Ira Joe Fisher revels in storms and summer quiet, in the natural world that is at the heart of the best lyric poetry, and he moves all he touches "into something living." These Songs are a gift from a great talent: hymns as intricate and delicate as snowflakes to moments which should not pass unnoticed, in any century.
—Nalini Jones author of What You Call Winter
Critics often talk about the voice of a poet. In Ira Joe Fisher's case, many of us already know his literal voice, having begun our weekends with it as we listened to The CBS Early Show. Now we have an opportunity to hear Fisher's poetic voice. Not a man for all seasons—but a man of the seasons and the memories they evoke.
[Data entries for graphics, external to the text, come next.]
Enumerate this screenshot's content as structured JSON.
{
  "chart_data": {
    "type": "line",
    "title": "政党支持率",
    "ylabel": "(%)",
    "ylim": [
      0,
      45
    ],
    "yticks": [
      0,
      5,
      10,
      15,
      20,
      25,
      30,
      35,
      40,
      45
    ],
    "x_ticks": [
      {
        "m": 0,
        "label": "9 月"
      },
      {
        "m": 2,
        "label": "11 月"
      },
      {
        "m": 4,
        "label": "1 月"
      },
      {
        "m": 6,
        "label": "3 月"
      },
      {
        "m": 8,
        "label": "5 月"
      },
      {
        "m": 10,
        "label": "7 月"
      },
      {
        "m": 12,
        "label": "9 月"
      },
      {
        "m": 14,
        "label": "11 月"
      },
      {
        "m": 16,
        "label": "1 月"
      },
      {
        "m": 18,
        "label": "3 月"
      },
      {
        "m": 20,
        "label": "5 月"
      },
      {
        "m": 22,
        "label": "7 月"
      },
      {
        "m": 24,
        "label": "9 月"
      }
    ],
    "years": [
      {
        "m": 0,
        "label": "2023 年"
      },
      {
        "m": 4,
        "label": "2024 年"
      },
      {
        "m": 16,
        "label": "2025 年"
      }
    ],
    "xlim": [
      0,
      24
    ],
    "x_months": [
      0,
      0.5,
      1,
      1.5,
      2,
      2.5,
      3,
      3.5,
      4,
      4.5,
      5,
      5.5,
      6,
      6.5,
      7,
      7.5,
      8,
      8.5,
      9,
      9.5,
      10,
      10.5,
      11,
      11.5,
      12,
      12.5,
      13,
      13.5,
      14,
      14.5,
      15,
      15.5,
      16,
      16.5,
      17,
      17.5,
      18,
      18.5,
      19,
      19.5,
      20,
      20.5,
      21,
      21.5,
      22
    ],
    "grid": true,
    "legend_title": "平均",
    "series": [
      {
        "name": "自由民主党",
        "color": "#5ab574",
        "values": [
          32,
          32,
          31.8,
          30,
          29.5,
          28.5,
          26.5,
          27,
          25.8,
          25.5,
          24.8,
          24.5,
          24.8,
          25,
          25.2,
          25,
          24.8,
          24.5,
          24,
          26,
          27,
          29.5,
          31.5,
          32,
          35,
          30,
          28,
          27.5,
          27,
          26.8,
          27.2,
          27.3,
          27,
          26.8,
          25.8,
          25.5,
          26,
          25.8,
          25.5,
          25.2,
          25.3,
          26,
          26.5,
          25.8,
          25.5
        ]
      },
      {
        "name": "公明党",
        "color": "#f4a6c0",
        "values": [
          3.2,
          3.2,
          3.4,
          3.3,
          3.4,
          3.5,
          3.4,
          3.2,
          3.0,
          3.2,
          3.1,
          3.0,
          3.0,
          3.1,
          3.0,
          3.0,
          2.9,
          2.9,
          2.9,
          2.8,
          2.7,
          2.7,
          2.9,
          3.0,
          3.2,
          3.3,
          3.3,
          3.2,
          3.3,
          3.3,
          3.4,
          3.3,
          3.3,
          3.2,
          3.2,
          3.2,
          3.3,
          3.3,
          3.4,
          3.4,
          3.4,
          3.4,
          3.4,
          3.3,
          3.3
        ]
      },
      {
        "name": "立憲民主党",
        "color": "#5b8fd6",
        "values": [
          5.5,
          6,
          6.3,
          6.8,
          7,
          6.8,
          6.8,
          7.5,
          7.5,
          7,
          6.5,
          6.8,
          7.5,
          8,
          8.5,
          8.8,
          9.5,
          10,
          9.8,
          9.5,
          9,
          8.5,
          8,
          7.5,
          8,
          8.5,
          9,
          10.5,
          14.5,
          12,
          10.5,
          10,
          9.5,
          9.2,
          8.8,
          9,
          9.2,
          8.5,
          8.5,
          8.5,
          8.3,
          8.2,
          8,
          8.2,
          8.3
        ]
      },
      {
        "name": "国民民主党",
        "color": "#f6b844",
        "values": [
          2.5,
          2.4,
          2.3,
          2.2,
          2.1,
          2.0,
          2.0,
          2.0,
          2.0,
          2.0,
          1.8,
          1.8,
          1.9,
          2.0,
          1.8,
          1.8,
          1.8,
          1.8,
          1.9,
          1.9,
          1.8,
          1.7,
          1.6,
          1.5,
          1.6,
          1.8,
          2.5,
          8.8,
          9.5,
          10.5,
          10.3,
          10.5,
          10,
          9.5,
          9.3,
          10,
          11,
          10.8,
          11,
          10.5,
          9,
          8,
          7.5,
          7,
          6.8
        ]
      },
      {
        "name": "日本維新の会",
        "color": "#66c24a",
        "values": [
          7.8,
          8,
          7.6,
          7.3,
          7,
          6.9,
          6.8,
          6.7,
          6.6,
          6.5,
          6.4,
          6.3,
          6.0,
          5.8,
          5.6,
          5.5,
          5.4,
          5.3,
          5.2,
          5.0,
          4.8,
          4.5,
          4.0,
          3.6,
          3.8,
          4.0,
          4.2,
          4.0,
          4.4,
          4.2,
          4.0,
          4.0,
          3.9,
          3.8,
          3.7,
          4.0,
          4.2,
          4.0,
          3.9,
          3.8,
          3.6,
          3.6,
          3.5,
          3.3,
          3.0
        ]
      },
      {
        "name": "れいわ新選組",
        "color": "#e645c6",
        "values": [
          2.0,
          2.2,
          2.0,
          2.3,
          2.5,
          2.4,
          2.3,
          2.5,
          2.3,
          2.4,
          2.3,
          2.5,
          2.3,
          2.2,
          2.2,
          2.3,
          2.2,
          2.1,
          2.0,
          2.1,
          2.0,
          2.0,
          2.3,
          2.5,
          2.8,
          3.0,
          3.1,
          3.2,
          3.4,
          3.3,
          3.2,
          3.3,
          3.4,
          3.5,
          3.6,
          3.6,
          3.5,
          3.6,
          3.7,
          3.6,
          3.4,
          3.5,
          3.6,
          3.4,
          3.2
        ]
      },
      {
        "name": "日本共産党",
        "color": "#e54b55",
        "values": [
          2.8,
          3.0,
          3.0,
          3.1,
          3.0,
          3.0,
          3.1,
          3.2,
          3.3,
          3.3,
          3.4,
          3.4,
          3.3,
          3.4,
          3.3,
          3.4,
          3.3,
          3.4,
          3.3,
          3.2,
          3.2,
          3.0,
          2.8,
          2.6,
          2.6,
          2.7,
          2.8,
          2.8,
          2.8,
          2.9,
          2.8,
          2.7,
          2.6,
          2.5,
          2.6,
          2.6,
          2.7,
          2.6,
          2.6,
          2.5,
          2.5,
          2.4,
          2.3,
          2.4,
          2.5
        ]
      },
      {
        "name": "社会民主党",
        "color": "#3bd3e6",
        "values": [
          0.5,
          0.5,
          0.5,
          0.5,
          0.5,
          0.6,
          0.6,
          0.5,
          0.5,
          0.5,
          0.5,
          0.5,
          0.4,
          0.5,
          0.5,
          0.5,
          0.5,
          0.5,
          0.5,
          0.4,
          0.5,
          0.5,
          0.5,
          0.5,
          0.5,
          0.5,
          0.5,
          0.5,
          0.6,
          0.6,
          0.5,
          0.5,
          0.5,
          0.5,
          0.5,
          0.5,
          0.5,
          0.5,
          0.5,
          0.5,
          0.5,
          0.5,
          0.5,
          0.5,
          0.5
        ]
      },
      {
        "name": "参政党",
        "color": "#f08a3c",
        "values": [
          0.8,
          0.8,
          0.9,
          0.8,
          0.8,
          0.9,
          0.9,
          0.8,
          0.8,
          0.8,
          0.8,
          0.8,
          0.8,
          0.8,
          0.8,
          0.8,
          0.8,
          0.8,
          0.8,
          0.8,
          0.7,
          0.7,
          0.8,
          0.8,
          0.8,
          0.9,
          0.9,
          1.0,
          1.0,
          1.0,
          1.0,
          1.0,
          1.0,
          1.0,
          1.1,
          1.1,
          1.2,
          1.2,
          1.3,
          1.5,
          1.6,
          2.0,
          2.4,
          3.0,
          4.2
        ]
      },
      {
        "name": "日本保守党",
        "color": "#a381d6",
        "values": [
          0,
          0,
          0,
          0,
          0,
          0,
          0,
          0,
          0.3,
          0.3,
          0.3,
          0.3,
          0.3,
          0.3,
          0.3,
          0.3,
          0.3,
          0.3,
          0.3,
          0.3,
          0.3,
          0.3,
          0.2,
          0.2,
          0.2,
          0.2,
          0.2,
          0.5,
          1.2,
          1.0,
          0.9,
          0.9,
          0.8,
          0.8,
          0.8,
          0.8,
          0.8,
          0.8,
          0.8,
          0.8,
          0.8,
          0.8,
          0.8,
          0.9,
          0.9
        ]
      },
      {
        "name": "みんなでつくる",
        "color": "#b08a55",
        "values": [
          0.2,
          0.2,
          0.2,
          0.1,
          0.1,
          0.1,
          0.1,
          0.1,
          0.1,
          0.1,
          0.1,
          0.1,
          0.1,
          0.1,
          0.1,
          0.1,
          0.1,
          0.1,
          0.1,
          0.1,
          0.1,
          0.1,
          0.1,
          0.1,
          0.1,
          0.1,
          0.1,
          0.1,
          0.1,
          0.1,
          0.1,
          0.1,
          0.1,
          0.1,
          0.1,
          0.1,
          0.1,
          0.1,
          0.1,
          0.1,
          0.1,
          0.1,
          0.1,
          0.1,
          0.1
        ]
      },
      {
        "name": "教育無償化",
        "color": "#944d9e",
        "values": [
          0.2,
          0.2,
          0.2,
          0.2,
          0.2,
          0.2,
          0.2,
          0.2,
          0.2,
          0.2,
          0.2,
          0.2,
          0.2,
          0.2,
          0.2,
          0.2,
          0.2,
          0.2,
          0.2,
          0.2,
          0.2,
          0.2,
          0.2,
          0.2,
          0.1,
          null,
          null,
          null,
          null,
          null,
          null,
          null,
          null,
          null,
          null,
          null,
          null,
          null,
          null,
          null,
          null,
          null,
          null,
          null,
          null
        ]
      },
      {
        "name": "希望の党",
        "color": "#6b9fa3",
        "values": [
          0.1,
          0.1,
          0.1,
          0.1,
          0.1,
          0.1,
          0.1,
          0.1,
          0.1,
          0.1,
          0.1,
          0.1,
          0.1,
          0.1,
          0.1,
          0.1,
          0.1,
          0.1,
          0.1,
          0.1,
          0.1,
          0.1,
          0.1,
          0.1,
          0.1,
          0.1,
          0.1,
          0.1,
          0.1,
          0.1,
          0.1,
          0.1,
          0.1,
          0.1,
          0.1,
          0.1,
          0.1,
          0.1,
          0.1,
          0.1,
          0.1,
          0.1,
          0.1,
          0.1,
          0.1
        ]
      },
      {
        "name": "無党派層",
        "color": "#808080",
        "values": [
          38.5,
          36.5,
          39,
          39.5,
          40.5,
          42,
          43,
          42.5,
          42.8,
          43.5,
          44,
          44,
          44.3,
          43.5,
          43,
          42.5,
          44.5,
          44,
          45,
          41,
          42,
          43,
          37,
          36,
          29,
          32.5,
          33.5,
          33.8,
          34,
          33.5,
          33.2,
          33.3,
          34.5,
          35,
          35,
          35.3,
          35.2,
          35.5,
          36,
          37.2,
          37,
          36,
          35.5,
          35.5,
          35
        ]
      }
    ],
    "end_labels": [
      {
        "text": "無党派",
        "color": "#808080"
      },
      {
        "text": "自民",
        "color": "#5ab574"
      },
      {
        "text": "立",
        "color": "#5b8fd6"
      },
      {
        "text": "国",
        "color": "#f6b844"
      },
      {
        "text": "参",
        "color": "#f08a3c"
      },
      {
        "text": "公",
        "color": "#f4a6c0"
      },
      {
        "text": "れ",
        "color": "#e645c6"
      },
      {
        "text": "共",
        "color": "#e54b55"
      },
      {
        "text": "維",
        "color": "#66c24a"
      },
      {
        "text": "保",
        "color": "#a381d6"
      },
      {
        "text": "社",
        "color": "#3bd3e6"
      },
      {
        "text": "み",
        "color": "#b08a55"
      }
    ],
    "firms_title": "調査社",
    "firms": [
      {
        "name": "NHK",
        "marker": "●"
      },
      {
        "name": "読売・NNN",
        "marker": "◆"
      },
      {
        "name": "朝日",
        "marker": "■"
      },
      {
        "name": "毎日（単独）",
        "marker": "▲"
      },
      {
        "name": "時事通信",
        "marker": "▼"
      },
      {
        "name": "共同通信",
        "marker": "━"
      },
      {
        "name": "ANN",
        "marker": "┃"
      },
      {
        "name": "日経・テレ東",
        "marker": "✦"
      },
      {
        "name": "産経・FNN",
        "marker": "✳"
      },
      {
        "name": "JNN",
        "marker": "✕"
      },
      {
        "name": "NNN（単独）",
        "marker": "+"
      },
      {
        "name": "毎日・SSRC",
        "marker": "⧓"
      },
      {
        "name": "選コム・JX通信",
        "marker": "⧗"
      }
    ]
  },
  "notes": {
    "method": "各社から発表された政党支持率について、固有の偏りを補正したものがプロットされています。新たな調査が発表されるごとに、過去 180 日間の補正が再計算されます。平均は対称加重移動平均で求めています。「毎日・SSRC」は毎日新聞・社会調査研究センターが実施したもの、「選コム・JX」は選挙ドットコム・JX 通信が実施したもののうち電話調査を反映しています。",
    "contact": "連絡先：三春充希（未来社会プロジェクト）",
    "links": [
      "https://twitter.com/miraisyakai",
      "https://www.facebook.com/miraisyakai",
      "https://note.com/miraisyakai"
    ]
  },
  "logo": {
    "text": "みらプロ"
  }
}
If "the lopped-off moon ... on the jagged rags of clouds" or "The tasseled yellow at the top of laddered leaves" or " a smokey-ghost wind works the surface (of Lake Sunapee) like a mason's apprentice" are your kind of lines, then Ira Joe Fisher's Songs from an Earlier Century is your kind of book.
—Rodger Martin The Worcester Review
"I am finished with asking," writes Ira Joe Fisher. "I am working on accepting. / Your distance." With modest humor and affectionate discourse, with Robert Frost, "that father // mountain," hovering above his New England snowscape, Fisher plies his craft toward diminishing the gap between creation and creator, between substance and spirit. Crushing a bagful of northern spies that yields only a single glassful of cider, Fisher recognizes "more sip in that harvest than drink," yet Songs from an Earlier Century provides, poem by poem, sip by sip, a harvest that slakes our thirst for both authenticity and grace.